There is, however, one issue with the spike-and-slab prior. The more effects you put into the "spike" part, the larger effects are left to be modeled by the "slab" part, creating a dual paradox:
Ideally, we would use a fat-tailed prior (like a t distribution or Cauchy distribution), which is continuous and thus behaves like a sane version of the spike-and-slab prior[2], in that it allows for big effects, and shrinks small effects a lot. With most fat-tailed prior, there is an inflection point, after which, the further you get away from 0, the less you are shrunk. In this case, the +2 and +1.9 mutations would end up almost in the same place, and the +4 mutation would shrink the least, if it is above the inflection point.
In summary, the statistical methods used to estimate genetic effects on IQ likely don't fully account for this 'winner's curse' problem, potentially making the projected benefits of gene editing for intelligence overly optimistic, beyond the issues of causality and additivity.
Andrew Gelman has a scalable method where you can convert every effect into a signal-to-noise ratio, which allows you to derive a signal-to-noise prior with fat tails. This is basically a shrinkage function that says (or can say, if the data agrees) that big effects should shrink very little and small effects a lot.
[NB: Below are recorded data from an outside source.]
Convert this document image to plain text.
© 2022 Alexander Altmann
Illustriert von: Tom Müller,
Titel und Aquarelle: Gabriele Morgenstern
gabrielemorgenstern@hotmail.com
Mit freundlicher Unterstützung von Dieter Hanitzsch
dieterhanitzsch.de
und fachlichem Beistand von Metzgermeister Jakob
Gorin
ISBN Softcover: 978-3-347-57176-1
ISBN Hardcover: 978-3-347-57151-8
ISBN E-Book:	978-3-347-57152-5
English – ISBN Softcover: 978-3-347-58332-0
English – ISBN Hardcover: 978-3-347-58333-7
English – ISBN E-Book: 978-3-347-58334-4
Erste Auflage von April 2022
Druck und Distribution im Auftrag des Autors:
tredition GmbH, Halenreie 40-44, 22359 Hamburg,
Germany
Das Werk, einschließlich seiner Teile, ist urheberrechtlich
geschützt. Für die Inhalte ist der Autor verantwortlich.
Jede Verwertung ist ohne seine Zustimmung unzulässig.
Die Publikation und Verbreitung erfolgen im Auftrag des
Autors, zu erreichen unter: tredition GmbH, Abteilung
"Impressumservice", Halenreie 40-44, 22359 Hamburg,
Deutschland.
This method could work for genetics if the field got into the habit of "saving" all the statistically insignificant associations, so we could also "fit" the middle part of the prior.
Final Note
Lastly, the post discusses "how much IQ" we could improve per edit if we had more data, where they sort of assume that if they had more data, they could find edits with stronger effects[3]. However, it may also be the case that if they had more data, they would see that the real effects are actually smaller" to be more direct: More data might actually reveal that the true effects are smaller than currently estimated, not larger.
As I said, I think the original post is great, so while I think it is very hard to estimate how many edits we would need to get to get even a few extra IQ points, there is no doubt, that if we start doing these edits we will suddenly have data on which of these are actually causal, and then, like the chickens being 40 sd larger, we could eventually get to 600 IQ (also 40 sd) smarter, with the limitation that chickens have had 100 generations since the 1950 and we have had 2, so if we want to speed this up we also need good IQ tests for babies[4].
Though I have a Master's in biochemistry, a PhD in bioinformatics, 10+ years of experience with the sister field of proteomics, and I work as a Statistician/Data Scientist for a pharmaceutical company, where I, among other things, have helped geneticists set up causal models similar to Mendelian Randomization.
Though it's mathematical properties are super annoying, which is why it's preferred by keyboard warriors on LW like me, but not used by the people in the original post, who are limited to the best tools the field of genetics has to offer.
This may be sort of a straw man, it seems they have some large effects that are "lost" when they do the fine-mapping, in which case it makes sense to assume there are bigger IQ fish out there, though my shrinkage point still stands, even if it is a bigger number we need to shrink.
That predict their adult IQ well, and that is robust to crazy stuff like a "live fast die young gene" that may make you smart as a 2 year, but dumb as an adult because you matured to fast.